Selon eux, c’est donc la loi du plus fort qui prévaut, surtout quand le plus faible ose gêner le plus fort.  Belle leçon de morale ! Belle leçon de droit pour des gens qui, à part Trump, ont dû faire quelques études !

La paix entre les hommes et entre les pays est fondée sur la notion de droit. Je ne suis pas naïf,  en tout cas beaucoup moins qu’avant le 21 février 2022, et je sais que ni Poutine ni Trump n’ont de respect pour le droit (ni pour grand chose d’autre d’ailleurs) et que de ce fait mes diatribes ne sauraient les atteindre (peut-être aussi du fait que mon audience est, pour le moment, restreinte). Mais si je passe tant de temps à réagir, à m’énerver, à me désoler sur l’Ukraine et la nouvelle alliance du mafieux orange et du dictateur viril, c’est, je l’ai déjà dit il y a quelques jours, parce que je me désole de voir des anciens hauts responsables politiques de chez nous, des anciens philosophes de droite (de moins en moins philosophes mais de plus en plus de droite), des connaissances, des relations et même jusqu’à des amis refuser de considérer que l’Ukraine a été envahie par une armée de sauvages commandée par des barbares et inspirée par des brutes, que cette armée a bombardé, tué, violé, torturé des européens, étudiants, notaires, dentistes, chauffeurs d’autobus, chanteurs, ingénieurs, médecins, charcutiers, ouvriers, fonctionnaires, comédiens, mécaniciens, professeurs — vous mettrez bien tout ça au féminin tout seul, non ? — des gens comme vous et moi, des gens qui avaient une maison, un métier, une famille, des amis, un chien, des gens qui payaient des impôts, un crédit, un abonnement à Canal +, qui jouaient au foot le dimanche, qui avaient peur de la maladie, et qui aimaient les pizzas, Mozart et les Beatles…

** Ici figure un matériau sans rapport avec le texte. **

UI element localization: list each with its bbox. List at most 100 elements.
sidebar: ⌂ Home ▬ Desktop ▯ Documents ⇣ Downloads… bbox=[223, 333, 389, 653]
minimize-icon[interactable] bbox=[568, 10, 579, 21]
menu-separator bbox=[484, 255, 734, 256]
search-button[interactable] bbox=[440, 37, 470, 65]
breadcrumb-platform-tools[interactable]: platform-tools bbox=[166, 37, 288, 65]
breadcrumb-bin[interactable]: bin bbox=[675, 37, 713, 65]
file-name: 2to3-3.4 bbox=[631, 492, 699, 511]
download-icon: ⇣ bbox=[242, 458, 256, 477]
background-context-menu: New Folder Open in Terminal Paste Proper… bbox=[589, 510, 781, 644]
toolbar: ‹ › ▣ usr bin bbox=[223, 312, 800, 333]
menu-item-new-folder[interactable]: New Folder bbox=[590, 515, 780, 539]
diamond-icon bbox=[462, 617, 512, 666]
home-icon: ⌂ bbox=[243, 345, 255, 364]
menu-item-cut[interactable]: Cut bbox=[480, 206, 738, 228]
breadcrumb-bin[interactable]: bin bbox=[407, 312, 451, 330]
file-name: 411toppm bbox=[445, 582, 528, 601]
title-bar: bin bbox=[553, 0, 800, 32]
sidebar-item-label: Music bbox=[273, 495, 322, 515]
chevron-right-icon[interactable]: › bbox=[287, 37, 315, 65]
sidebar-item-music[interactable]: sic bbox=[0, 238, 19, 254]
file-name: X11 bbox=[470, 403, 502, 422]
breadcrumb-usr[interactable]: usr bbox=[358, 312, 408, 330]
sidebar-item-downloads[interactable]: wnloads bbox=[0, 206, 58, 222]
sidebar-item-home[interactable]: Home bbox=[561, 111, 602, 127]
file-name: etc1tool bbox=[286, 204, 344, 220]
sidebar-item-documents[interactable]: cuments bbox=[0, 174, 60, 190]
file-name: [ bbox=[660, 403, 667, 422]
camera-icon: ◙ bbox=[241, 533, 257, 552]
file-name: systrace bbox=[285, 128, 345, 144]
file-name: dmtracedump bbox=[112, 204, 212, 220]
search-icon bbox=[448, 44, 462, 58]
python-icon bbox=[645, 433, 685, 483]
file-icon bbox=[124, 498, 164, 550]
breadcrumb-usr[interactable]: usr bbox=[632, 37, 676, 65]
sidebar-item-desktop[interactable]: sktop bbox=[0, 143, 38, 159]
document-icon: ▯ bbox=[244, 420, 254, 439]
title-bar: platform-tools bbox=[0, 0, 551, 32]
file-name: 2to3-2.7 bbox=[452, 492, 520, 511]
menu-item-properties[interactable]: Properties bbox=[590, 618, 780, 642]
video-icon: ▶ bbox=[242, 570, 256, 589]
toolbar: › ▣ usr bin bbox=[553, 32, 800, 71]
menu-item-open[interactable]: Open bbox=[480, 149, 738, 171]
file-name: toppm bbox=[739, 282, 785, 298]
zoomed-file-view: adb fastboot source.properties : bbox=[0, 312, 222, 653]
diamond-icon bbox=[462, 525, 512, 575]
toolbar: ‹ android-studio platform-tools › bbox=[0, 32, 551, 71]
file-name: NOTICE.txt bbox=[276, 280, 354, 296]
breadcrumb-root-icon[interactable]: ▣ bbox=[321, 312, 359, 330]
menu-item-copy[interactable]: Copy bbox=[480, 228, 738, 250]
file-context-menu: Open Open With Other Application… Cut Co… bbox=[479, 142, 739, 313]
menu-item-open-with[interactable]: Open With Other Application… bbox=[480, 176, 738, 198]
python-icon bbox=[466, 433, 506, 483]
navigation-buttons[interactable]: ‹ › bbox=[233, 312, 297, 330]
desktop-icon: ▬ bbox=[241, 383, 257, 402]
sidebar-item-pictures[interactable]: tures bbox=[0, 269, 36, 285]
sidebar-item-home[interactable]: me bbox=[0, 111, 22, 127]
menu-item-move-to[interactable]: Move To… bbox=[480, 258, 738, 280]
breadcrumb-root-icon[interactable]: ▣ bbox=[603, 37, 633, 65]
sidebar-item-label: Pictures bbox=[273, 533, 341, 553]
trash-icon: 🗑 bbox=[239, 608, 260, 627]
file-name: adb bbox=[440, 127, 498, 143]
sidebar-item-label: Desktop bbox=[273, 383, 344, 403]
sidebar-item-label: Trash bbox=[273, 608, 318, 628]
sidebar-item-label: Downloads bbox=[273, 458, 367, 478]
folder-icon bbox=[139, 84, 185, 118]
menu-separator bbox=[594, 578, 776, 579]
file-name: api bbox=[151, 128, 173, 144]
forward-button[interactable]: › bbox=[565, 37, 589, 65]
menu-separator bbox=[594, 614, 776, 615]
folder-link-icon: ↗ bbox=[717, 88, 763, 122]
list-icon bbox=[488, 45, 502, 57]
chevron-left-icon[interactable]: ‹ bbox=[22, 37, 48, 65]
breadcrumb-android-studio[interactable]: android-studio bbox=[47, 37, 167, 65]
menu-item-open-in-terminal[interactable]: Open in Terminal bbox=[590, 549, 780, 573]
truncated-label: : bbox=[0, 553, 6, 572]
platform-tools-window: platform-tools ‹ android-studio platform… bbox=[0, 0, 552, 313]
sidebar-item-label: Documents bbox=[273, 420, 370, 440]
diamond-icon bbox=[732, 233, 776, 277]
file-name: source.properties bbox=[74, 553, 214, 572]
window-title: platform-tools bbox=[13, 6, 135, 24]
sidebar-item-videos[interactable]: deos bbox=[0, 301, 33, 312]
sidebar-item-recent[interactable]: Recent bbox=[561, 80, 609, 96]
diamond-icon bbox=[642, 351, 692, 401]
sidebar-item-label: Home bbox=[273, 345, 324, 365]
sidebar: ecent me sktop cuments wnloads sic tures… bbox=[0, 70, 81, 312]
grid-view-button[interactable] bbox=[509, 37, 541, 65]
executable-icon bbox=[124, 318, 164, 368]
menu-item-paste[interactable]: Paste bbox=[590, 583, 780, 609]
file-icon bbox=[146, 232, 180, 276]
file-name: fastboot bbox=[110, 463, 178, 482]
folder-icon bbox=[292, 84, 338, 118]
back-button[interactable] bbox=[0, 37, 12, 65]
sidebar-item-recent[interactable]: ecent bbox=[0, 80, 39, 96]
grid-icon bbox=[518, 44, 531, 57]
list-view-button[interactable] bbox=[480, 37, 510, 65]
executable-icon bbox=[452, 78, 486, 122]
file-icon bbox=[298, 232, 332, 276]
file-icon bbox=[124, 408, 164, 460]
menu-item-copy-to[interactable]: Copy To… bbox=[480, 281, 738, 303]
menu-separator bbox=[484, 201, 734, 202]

Dans des cas comme celui-là, où la frontière du mal est aussi clairement tracée, on ne finasse pas. On choisit son camp, clairement. Il ne s’agit pas de se battre, bien sûr, par pour nous, pas encore. Mais de soutenir ou de se taire avec décence. 

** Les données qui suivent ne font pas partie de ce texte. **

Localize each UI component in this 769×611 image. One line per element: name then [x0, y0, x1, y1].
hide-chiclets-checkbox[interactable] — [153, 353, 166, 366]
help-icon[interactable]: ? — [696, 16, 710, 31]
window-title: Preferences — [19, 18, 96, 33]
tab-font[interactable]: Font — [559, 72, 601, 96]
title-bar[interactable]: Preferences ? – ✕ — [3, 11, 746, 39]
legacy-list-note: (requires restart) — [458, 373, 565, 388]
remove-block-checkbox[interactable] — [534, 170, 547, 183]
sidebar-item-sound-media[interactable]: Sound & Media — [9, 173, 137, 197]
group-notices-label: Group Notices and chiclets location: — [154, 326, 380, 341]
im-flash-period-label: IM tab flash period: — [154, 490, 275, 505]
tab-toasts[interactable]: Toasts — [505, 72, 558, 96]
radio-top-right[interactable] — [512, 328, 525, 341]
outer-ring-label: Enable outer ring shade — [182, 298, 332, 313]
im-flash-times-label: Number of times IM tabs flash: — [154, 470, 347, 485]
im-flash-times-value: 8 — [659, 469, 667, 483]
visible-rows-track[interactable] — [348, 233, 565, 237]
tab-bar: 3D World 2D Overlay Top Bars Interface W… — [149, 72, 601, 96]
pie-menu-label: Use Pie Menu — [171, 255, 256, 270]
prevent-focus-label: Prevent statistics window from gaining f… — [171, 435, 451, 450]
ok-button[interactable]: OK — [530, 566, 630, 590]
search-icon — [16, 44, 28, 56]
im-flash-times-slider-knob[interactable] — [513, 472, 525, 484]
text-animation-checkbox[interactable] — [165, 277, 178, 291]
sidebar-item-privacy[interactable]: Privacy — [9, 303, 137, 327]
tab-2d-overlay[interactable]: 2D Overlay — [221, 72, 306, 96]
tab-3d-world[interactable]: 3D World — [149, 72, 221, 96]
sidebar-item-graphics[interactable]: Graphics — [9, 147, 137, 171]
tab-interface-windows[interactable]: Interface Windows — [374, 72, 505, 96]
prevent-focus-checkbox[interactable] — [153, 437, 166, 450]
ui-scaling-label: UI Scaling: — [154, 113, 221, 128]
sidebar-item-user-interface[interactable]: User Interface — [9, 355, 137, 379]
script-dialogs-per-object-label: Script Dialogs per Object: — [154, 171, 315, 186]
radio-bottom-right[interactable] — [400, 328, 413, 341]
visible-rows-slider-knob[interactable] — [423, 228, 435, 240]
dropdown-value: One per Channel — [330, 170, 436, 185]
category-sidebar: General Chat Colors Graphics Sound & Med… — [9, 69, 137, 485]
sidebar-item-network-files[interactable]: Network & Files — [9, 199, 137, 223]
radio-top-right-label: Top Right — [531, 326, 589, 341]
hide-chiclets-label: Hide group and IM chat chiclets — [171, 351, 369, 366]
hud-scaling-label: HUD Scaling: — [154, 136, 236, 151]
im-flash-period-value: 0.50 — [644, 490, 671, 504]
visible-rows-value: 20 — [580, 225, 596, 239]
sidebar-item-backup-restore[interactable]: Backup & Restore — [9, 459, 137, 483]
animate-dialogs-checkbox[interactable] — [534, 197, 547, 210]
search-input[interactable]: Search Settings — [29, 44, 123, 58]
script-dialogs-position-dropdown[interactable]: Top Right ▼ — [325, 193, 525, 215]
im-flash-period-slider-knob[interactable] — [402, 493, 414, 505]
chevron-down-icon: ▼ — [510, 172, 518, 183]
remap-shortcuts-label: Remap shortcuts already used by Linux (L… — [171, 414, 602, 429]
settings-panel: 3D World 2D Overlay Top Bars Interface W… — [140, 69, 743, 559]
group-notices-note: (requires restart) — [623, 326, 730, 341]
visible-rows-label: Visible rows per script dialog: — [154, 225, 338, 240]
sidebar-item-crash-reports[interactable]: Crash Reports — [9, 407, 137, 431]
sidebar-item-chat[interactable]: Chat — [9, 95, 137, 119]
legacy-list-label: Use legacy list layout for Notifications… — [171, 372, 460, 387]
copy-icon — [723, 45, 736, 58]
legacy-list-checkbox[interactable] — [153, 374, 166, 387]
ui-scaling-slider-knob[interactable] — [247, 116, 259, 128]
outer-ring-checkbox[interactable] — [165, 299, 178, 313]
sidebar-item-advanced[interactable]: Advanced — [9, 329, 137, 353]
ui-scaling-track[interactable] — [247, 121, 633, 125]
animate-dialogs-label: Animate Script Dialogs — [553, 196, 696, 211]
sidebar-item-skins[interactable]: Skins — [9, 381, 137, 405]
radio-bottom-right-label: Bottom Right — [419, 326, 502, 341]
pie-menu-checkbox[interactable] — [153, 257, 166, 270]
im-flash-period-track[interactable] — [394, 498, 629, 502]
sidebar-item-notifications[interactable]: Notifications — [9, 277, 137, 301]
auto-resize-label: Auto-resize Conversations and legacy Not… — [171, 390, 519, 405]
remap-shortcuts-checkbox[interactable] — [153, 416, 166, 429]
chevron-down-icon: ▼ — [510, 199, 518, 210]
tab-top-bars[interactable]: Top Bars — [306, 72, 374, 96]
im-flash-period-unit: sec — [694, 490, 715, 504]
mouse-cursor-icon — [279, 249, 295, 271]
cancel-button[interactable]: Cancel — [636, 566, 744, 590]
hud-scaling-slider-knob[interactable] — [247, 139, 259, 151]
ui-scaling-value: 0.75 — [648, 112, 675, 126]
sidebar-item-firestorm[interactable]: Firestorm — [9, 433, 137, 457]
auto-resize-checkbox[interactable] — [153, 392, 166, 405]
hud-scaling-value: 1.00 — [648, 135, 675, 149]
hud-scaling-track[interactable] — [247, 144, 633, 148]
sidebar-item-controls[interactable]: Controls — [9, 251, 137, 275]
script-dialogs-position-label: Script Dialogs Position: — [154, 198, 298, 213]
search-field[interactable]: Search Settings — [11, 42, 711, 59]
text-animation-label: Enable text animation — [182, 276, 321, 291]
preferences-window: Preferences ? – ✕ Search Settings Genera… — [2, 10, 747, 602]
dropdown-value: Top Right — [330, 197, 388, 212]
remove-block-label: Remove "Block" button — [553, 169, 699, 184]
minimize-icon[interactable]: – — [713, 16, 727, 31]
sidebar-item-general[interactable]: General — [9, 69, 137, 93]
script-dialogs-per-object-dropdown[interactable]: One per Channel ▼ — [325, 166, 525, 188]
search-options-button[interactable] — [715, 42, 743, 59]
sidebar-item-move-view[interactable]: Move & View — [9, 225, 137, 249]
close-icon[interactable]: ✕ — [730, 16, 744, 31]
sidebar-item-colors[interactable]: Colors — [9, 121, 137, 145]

3 réflexions sur « A torts partagés ?  »

  1. Bravo, M.Malhuret, beau discours, digne et clairvoyant.
    Maintenant c’est à l’Europe de jouer et à nous en particulier.
    Si les socialistes veulent bien quitter définitivement le NFP, s’ils veulent bien aussi nous foutre la paix avec des idées sur les retraites auxquelles ils ne croient pas eux-mêmes, si nous parvenons à réduire le poids du R.N., si nous parvenons à faire changer de chanson les supporters de Trump et les admirateurs de Poutine, nous aurons peut-être assez de soutiens politiques et d’argent pour construire une force militaire propre à empêcher la Russie de partir à la conquête de l’ouest.

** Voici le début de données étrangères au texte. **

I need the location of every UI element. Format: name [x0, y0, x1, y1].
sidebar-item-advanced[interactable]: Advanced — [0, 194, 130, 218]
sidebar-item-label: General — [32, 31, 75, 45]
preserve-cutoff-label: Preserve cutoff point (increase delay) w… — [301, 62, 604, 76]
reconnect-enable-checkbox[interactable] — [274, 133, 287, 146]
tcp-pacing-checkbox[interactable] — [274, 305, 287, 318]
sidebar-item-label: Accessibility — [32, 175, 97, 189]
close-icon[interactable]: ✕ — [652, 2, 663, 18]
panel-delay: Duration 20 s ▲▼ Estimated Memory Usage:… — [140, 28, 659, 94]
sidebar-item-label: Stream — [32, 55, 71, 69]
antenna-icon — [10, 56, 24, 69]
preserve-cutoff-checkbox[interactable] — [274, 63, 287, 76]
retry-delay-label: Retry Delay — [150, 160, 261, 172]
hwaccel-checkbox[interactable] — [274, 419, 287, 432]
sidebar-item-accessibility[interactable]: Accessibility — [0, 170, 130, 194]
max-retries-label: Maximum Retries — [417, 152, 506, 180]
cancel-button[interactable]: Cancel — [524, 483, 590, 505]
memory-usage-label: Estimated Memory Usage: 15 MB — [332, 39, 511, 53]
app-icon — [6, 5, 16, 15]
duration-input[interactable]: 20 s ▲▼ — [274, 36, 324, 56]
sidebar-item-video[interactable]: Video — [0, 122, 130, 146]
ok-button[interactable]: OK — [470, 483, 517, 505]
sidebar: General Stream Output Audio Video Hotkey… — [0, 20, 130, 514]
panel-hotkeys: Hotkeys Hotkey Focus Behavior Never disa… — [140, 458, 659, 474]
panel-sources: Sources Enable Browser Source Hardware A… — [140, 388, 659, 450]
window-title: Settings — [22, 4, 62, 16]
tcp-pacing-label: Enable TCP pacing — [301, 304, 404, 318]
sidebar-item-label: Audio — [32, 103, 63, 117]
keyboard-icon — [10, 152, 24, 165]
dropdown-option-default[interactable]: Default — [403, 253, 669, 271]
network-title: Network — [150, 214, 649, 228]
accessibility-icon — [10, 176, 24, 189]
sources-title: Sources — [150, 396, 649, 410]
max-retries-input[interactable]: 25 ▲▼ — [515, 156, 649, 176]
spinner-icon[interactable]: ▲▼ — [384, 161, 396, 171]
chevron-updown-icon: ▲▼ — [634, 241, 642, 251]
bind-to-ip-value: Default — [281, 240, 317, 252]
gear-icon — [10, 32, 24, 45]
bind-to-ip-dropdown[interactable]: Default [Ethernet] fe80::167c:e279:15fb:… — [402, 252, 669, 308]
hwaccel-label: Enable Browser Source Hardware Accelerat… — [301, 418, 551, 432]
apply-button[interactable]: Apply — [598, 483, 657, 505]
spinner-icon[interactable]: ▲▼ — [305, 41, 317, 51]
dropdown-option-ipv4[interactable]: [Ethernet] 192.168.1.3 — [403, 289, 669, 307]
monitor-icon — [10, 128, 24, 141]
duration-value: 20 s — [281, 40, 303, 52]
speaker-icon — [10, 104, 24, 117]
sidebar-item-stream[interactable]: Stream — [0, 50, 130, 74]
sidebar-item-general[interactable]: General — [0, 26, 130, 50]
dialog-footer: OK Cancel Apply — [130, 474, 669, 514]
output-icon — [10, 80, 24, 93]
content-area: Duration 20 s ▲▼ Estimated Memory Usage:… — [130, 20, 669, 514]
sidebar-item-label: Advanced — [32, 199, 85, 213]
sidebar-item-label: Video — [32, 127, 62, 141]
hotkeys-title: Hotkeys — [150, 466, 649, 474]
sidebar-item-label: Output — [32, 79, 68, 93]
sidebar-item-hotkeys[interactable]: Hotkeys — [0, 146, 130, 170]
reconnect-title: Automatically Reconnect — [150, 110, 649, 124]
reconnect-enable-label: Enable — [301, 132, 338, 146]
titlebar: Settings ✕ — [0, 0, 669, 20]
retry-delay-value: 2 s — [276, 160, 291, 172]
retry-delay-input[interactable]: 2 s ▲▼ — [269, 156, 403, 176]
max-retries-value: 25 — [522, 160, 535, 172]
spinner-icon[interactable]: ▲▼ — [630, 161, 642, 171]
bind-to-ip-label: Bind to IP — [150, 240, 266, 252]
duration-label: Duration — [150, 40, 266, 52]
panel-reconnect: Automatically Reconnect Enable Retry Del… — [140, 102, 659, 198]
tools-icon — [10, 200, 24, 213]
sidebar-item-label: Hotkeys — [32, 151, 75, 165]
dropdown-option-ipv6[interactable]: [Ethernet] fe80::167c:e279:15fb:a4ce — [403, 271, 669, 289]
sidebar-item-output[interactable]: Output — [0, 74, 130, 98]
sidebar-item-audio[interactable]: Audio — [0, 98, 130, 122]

  2. Depuis le 5 novembre dernier et surtout depuis le 20 janvier nous (ma femme et moi) sommes en état de sidération et même de dépression tant les nouvelles donnes de la situation mondiale créées par Trump et ses sbires est incompréhensible et inquiétante. Et pourtant, tout n’est pas joué définitivement. Je vois beaucoup des raisons d’espérer un futur réconfortant. On verra!
    Beaucoup mieux que je ne saurai le dire, le sénateur français Claude Malhuret a fait cette semaine une intervention au Sénat absolument remarquable. Je conseille à tous d’aller la voir sur YouTube. Elle a été reprise sur les télés et journaux du monde démocratique.